Huldey, in many ways a polar opposite in character to her sister, is attention-seeking, jealous and fame-hungry. (Quite naturally, the sisters hate each other). A different kind of toxic compared to her sister, but toxic nevertheless. She is conceited to the extent of believing that the platitudes she writes in her diaries every day are nothing short of literary marvels. She is delusional about the nature of fame and tremendously vulnerable to anyone who dangles it in front of her, and she is impressionable to the extent that one can’t tell if she is an adult or a child.
And then there is the housemaid with her terrifyingly vacant facial expression and the conviction that she is, in fact, not one, not two, but three different identities (perhaps even more) locked into one body, with only one allowed to manifest at a time. Going by Mallory, Marjorie or Margaret at different points in the story, she weaves in and out of the characters’ lives with the sinister look of someone who cares for very little in the world and regards everyone and everything with contempt by default — the archetype of people who, because they are impossible to read, and because they make you question everything you ever thought you knew about human life, make you feel terrifyingly afraid of the unknown.
Be warned that you will spend a great chunk of the play feeling bewildered, and perhaps even exasperated, at the seemingly random and insensible arbitrariness of it all.
The characters will challenge your existing mental models of how human brains work. To put it succinctly, Silverman’s play requires the kind of bent of mind one needs before reading a Franz Kafka model — abandon your existing notions of good and bad, right and wrong, happy and sad, and seek to learn afresh. After all, what point is there in asking why Kafka’s protagonist in Metamorphosis suddenly wakes up and finds himself transformed into an insect?

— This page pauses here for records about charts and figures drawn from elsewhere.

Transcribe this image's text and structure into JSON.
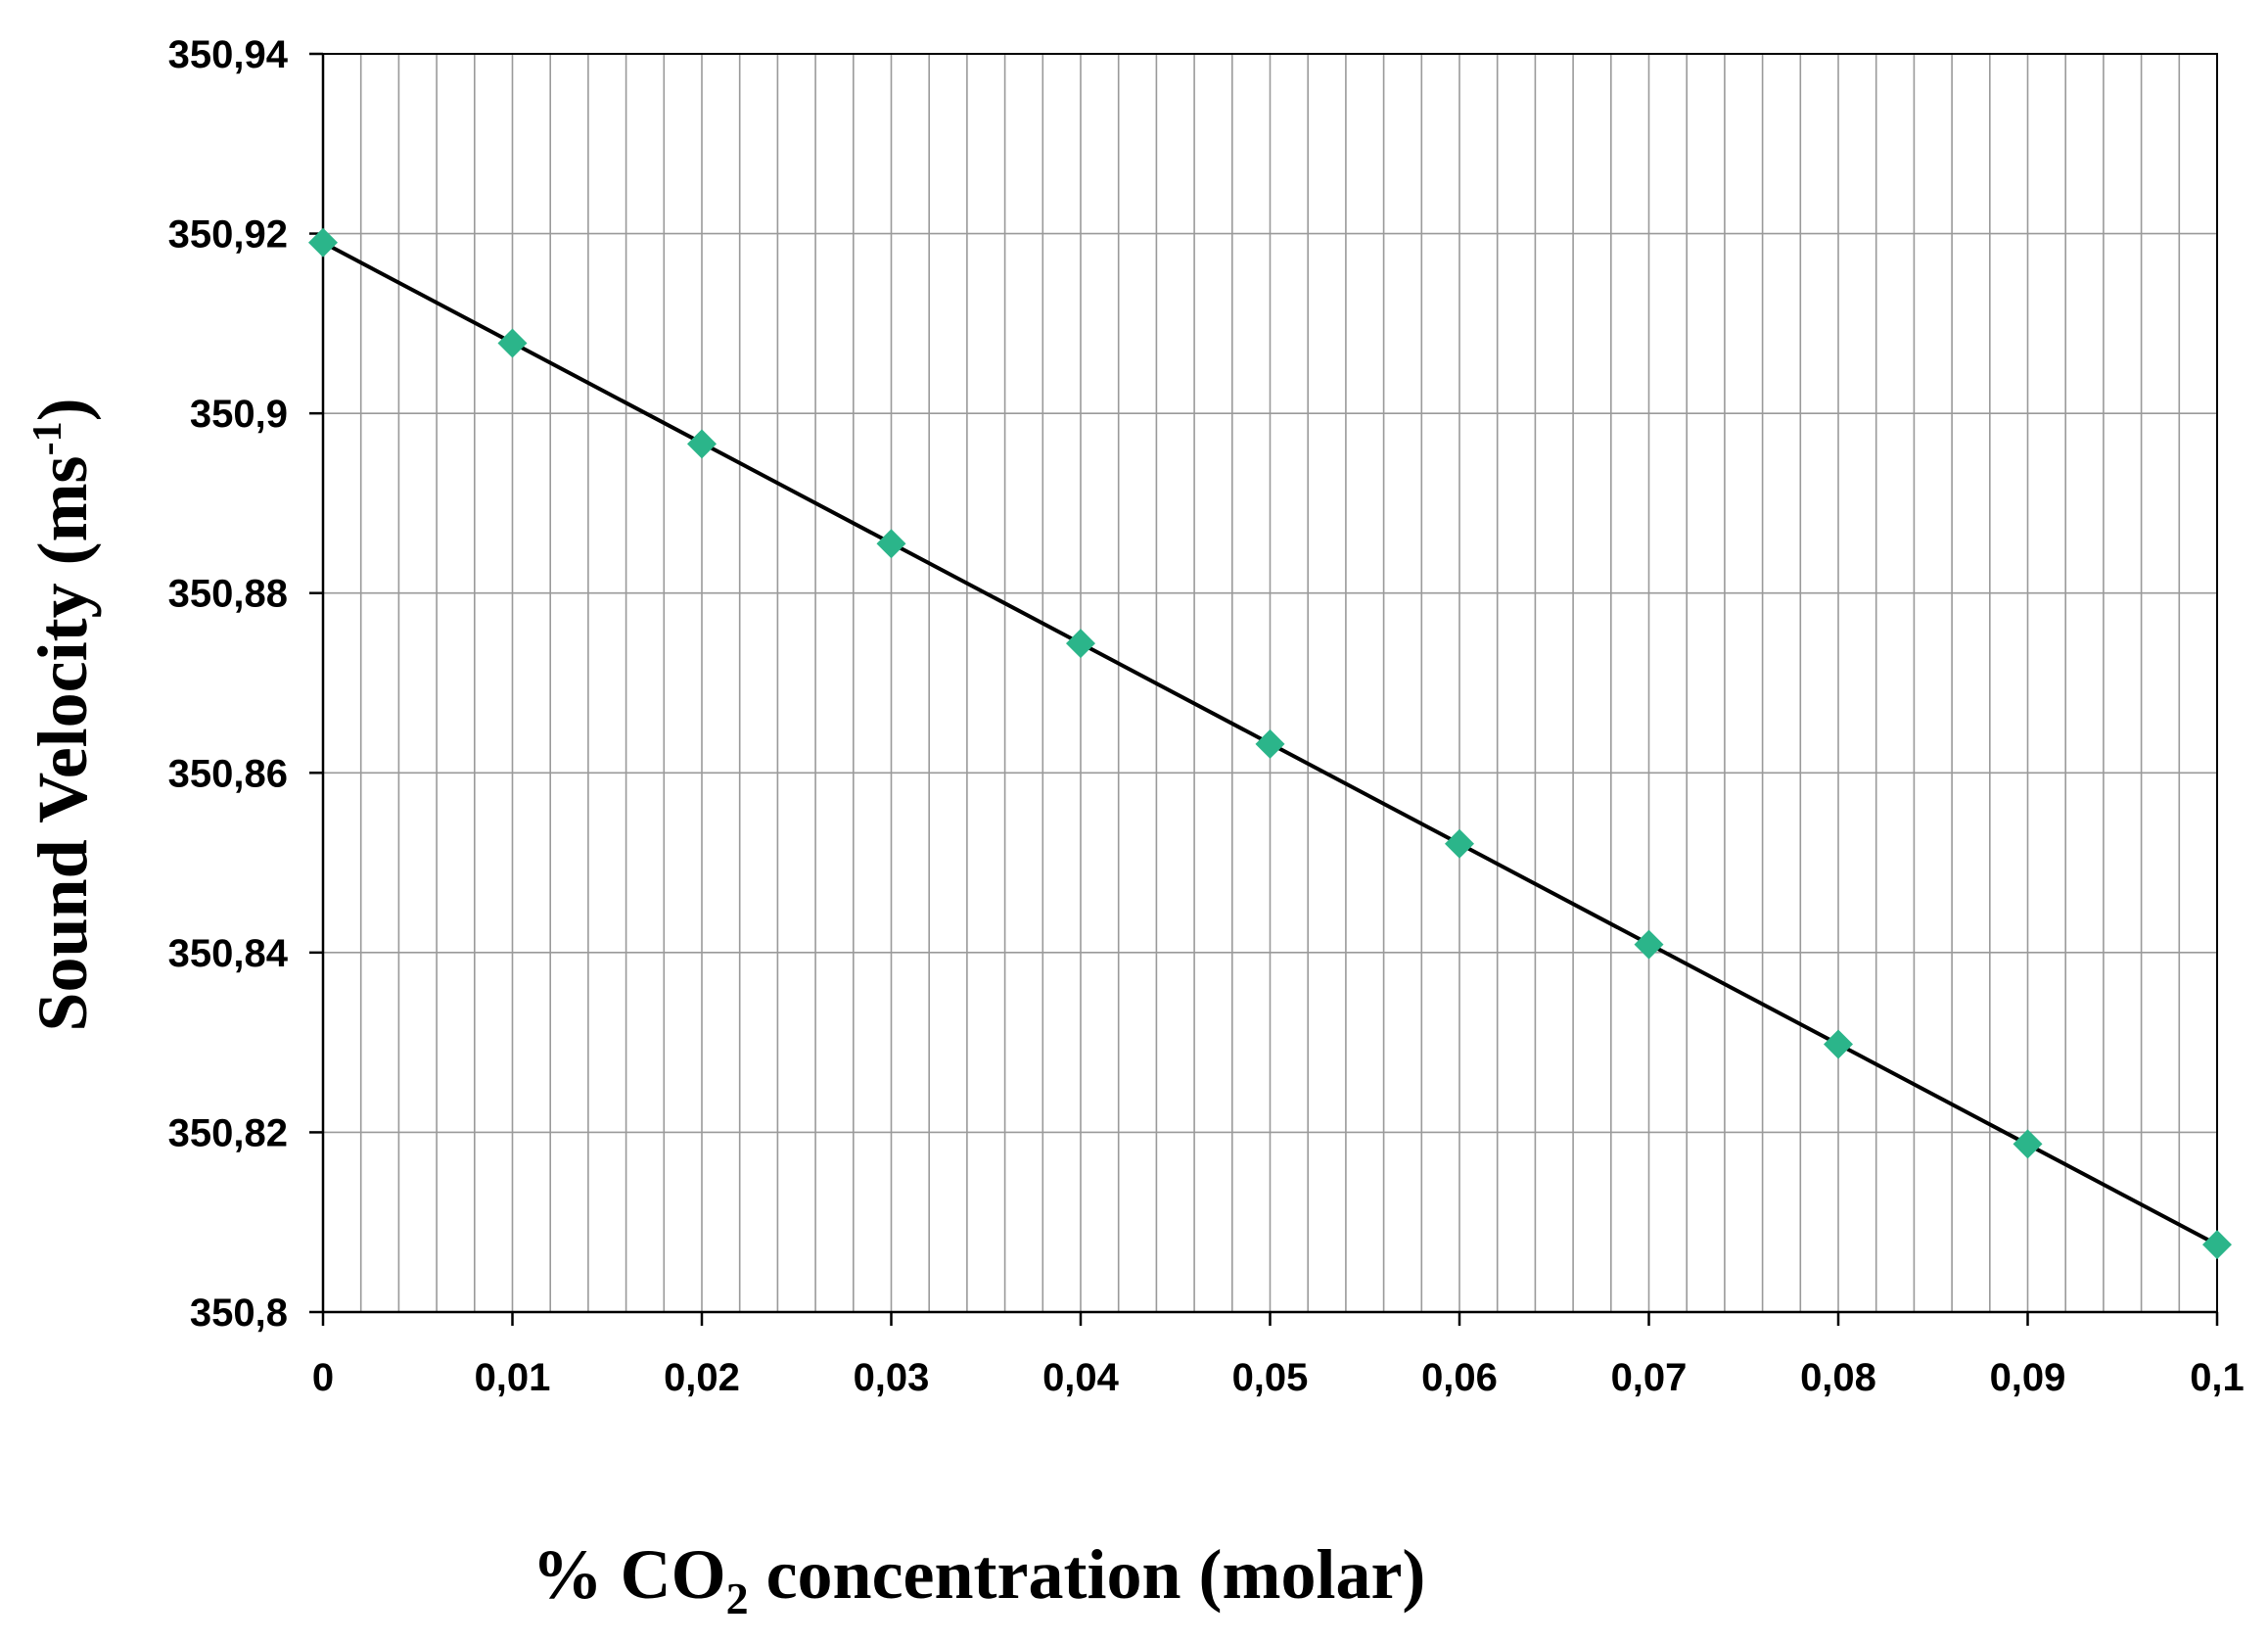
{
  "chart_data": {
    "type": "scatter",
    "xlabel": {
      "pre": "% CO",
      "sub": "2",
      "post": " concentration (molar)"
    },
    "ylabel": {
      "pre": "Sound Velocity (ms",
      "sup": "-1",
      "post": ")"
    },
    "xlim": [
      0,
      0.1
    ],
    "ylim": [
      350.8,
      350.94
    ],
    "x_ticks": [
      "0",
      "0,01",
      "0,02",
      "0,03",
      "0,04",
      "0,05",
      "0,06",
      "0,07",
      "0,08",
      "0,09",
      "0,1"
    ],
    "y_ticks": [
      "350,8",
      "350,82",
      "350,84",
      "350,86",
      "350,88",
      "350,9",
      "350,92",
      "350,94"
    ],
    "grid": true,
    "x_minor_grid_step": 0.002,
    "y_major_grid_step": 0.02,
    "series": [
      {
        "marker": "diamond",
        "color": "#2bb58a",
        "x": [
          0,
          0.01,
          0.02,
          0.03,
          0.04,
          0.05,
          0.06,
          0.07,
          0.08,
          0.09,
          0.1
        ],
        "y": [
          350.919,
          350.9078,
          350.8966,
          350.8855,
          350.8744,
          350.8632,
          350.8521,
          350.8409,
          350.8298,
          350.8187,
          350.8075
        ]
      }
    ],
    "fit_line": {
      "color": "#000000",
      "x": [
        0,
        0.1
      ],
      "y": [
        350.919,
        350.8075
      ]
    }
  }
}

Instead, find amusement in the play’s powerful mix of boldness and subtlety, evident for example in how the sisters’ pet, a very large and very depressed dog, becomes inseparable friends with a moor-hen that struggles to fly and constantly crash-lands, and which the dog thinks is god. *Shrugs*
That is not to say you should leave your brains at home and simply accept the eccentric, even outlandish, events unfolding before you as normal. No, Silverman delivers us many pockets of profound insights on the human condition. As the characters amble through life armed with their own idiosyncratic brands of philosophy, their made-for-convenience moralities, and their peculiar, individualistic interpretations of their existence, the play delivers a number of extremely evocative moments.
If at all the bee should find fault with the play, the only thing it could complain about is the dog and moorhen storyline, which felt both unnecessary and disjointed from the main plot. The moorhen’s quips felt rather shallow and inane against the other characters’ unravellings in the play. As for the dog, the bee thought its rants about its depressing life were a little too over the top to be taken seriously.
In all, the play kept the bee spellbound with its immersive design, flawless execution, and a couple of brilliant twists in the end that displayed not only Phil Bartlett’s fearlessly bold direction, but also Silverman’s unapologetic subversiveness and the cast’s delightful versatility.
Four stars.
Watched October 2022 at The Hope Theatre, London.